Tetapi akhirnya aku tertidur dengan gaya orang sedang buang air besar di
wc umum. Lanskap angkasa menunjukkan amukan amarahnya.
Beberapa
petir menyambut kedatangan kereta di stasiun kecil Tegal. Desau dedaunan
jati, apel, dan bahkan mangga golek. Wajah-wajah boneka sama seperti
yang pernah kututurkan sebelumnya. Bau kotok ayam menyerbu hidung
pesekku yang mungkin banyak komedo. Saat itu para pedagang asongan
mengeraskan teriaknya untuk mengalahkan suara mesin,’’nasi hangat
makan…makan.” Ada juga suara pengemis,’’uang…barokah…uang…barokah.’’ Aku
tak habis pikir di dunia secanggih ini, masih ada pengemis yang
seharian tak makan.
Beberapa
koran lusuh tergeletak setelah para penumpang berhenti di Tegal. Ini
kesempatan bagiku untuk tidur di atas kursi. Dan akhirnya malam
mengizinkanku duduk setelah sekian lama berdiri. “Syukurlah,’’ ucapku
lalu langsung duduk di kursi D 01. Wajah yang kulihat di kursi D 02 di
gerbong empat berganti dengan wajah seorang ibu yang menggendong
bayinya, ‘’Umur berapa, bu?’’ tanyaku. Tapi, dia hanya mengangguk tanpa
ada suara, ‘’Hm…, bayi yang ibu gendong umur berapa?’’ Lagi-lagi tak ada
jawaban. Seorang asongan membuatku bernafsu untuk membeli mi seduh
dengan aroma bawang Bombay. ‘’Satu, mang! Harganya tiga ribu kan,
mang?’’
‘’Satunya
lima ribu!” jawabnya kasar. Semenit sebelum aku merogoh saku tiba-tiba
si ibu di sebelahku sudah duluan membayarnya. ‘’Matur nuwun,’’ kataku.

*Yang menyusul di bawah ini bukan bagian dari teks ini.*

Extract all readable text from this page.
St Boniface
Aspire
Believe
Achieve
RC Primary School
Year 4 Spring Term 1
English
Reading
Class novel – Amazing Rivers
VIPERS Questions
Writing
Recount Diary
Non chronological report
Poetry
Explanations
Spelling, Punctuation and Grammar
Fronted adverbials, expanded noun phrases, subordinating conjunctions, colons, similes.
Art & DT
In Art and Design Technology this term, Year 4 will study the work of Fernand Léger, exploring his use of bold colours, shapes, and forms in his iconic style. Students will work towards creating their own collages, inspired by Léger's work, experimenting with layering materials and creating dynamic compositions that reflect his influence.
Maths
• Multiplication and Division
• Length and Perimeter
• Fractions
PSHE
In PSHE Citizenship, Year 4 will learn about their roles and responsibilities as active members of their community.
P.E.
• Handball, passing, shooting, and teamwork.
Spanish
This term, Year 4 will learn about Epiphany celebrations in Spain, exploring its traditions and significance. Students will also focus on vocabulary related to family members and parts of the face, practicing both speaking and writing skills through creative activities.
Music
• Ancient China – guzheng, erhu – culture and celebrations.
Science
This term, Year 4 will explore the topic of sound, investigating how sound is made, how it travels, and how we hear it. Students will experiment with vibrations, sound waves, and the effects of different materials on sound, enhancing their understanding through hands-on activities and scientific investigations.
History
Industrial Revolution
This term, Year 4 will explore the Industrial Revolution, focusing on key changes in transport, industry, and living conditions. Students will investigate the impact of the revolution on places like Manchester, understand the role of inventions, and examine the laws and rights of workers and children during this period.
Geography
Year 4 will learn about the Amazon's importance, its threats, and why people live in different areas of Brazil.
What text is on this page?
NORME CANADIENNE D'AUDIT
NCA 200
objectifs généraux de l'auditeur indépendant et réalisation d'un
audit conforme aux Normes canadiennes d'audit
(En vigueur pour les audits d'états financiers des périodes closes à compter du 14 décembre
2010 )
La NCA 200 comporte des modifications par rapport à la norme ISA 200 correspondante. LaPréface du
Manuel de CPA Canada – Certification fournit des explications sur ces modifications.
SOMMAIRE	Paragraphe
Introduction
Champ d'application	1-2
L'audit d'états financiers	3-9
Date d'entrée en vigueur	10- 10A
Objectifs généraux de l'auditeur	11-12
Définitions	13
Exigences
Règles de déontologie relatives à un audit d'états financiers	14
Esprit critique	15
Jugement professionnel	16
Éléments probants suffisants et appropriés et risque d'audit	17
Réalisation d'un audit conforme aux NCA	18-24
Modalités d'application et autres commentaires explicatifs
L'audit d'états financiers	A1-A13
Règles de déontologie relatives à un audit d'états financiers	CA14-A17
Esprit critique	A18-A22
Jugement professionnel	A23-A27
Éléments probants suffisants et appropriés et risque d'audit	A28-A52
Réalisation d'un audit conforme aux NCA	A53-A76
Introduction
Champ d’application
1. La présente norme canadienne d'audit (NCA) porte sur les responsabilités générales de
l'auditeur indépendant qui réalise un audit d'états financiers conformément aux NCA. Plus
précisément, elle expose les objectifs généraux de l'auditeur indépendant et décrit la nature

Hujan masih terus mengguyur beberapa wilayah di Jawa Tengah. Benakku
bertanya-tanya. Akankah sampai di tujuan dengan selamat? Di tengah
kesyahduan yang menjemput tidur, seorang polisi penarik karcis datang
dengan pose keangkuhannya.
Di atas
sakunya terlihat beberapa lambang jabatan. Berkilau menyipitkan mata.
Karcisku sudah kuberikan dan sosoknya mulai menjauh. Kini tinggal si ibu
di sebelahku terus saja menenangkan bayinya yang rewel. Dia membuatku
terganggu untuk mendengarkan MP4.
‘’Berisik
anak ibu!’’ tetapi teguranku tak membuatnya patah semangat. Aku kembali
memandangi wajah di sampingku. Ada rasa aneh antara aku dan dia.
Sepertinya aku pernah mengenali, bahkan akrab kepadanya, namun aku
teringat bahwa ada luka di otakku. ’’Maaf, apakah kita pernah bertemu?’’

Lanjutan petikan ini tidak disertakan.